Land Securities said many businesses delayed leasing decisions ahead of the UK budget, worried about possible property tax changes. This caution, along with softer property valuations in the first half of its financial year, contributed to a 4% drop in Landsec's share price. CEO Mark Allan noted slower enquiries and fewer completed leases as firms waited for greater clarity. Analysts suggested the weakness may be temporary. Despite the slowdown, Landsec raised its net rental income growth forecast for fiscal 2026 to 4%-5% and expects earnings per share to reach the upper end of its range. The company continues shifting away from non-core London offices toward retail and residential assets.
Land Securities recently stated that businesses had been postponing leasing decisions in anticipation of the UK budget, concerned that there could be adjustments to property taxes. The company noted that property valuations had weakened during the first half of its financial year, a development that contributed to a fall of about 4% in its share price at the end of the week.
Chief executive Mark Allan mentioned during a media call that the firm had observed slower levels of leasing enquiries and fewer conversions in the period leading up to the fiscal announcement. He explained that many businesses preferred to wait in order to better assess the operating environment.
Businesses and consumers have generally remained cautious over major investments amid speculation that the Finance Minister's budget later in the month could introduce tax increases. Analysts at JPM commented that Landsec's current valuation did not appear stretched and noted that subdued UK wage data and expectations that the budget could provide some clarity might mean the current weakness in the company's share price proves temporary.
Landsec, which operates prime office spaces in Central London and manages major retail centres across the country, increased its like-for-like net rental income growth projection for fiscal 2026 to 4%-5%, compared with its earlier estimate of 3%-4%. This revised outlook reflected steady performance across its premium office portfolio and its larger retail properties. The firm also expected EPRA earnings-per-share growth to reach the upper end of its target range, excluding the effects of its planned disposal of Queen Anne's Mansions to the Arora Group.

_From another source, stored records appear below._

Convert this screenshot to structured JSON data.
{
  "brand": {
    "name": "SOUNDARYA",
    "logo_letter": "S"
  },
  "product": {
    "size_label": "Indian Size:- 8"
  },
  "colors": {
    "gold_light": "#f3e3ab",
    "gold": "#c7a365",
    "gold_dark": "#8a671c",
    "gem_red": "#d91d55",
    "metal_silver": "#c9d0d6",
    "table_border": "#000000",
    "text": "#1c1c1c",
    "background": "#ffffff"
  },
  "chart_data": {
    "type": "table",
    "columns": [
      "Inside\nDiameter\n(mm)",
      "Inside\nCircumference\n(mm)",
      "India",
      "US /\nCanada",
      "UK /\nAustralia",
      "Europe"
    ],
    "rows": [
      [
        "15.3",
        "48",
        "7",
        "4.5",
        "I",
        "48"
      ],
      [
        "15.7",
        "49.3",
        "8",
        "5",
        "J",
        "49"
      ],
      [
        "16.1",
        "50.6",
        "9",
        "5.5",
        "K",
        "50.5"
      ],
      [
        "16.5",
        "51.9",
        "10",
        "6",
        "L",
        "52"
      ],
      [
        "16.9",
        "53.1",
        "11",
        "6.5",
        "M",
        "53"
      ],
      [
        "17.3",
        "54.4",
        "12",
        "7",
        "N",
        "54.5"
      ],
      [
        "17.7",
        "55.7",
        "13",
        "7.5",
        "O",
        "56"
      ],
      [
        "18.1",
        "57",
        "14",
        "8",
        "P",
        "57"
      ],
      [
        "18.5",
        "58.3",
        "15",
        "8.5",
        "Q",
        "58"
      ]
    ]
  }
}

Although Landsec's shares slipped during the week, they remained more than 6% higher for the year so far. The business has been divesting non-core London offices and redirecting capital towards retail and residential projects in response to ongoing pressure on office valuations.
The company planned to reduce its development pipeline to around 200 million pounds (about USD 268.42 million) by the middle of 2026 and intended to pause new development commitments on office schemes for the next 12-18 months as it focused increasingly on income-driven retail assets. For the six months to the end of September, its EPRA net tangible assets per share fell by 1.25% to 863 pence, a decline attributed to the disposal of lower-return properties.